While much of the focus in recent years has been on international terrorism and on militant groups, authorities say the lone-wolf syndrome has always been a major concern, borne out by high-profile incidents such as the 1995 Oklahoma City bombing, the 1996 Olympic bombing in Atlanta and the series of bombings carried out over nearly two decades by Theodore Kaczynski, who lived in a remote cabin in Montana.

The stepped-up attention to the issue in recent months is part of a broader worry about rising threats and violence from political extremists. There are no concrete data showing recent trends. The FBI's hate-crime reports are more than a year behind. Still, the most recent data showed that from 2005 to 2007, the number of such incidents rose more than 6%.

In addition to the recent killings in Washington, D.C., and Kansas, recent lone-wolf cases include the killing of a soldier in Little Rock, Ark., last month, allegedly by a converted Muslim extremist, Abdulhakim Muhammad. Last August, a Florida man attending bail-bondsman training was arrested for making threats against then-Sen. Barack Obama and President George W. Bush. And in October, two men who identified themselves as skinheads were arrested in Tennessee where they were plotting to go on a nationwide killing spree targeting African-Americans.

The FBI memo also noted the scant academic study to date of violent individual extremists, and said the agency had recently stepped up efforts to analyze their actions. A study launched in partnership with Harvard University, the memo said, would seek to define characteristics and behavior that signal a potential lone-wolf offender.

Harvard spokesman who contacted various departments to ask about the study said he was unaware of it. The FBI said there was no date for completion.

The FBI memo also called on bureau offices around the country to assess whether the leaders of known extremist groups might be open to cooperating with law enforcement in identifying potential lone offenders. The FBU advised its offices not to initiate contact at this time.

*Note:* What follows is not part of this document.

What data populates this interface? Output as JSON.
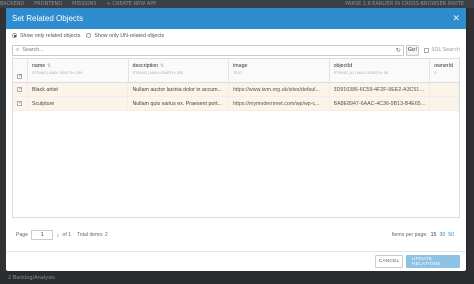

Meantime, the bureau has been working with the U.S. military and with prison authorities to identify people who may raise concerns, hoping that "anyone who would be inclined to act out, we'd have a sporting chance to take any kind of preventative measures we can," Mr. Ward said.

One constraint facing authorities is the need to balance monitoring of potential violent extremists with the protection of a suspect's civil liberties. The memo noted that the study had been cleared by the FBI's "institutional review board, which reviews all FBI research involving human subjects in order to help protect the rights and welfare of those subjects."

"Their hands are tied a little bit," said Heidi Beirich, of the Southern Poverty Law Center, which monitors hate groups. "We have to protect freedom of speech. It's kind of complicated."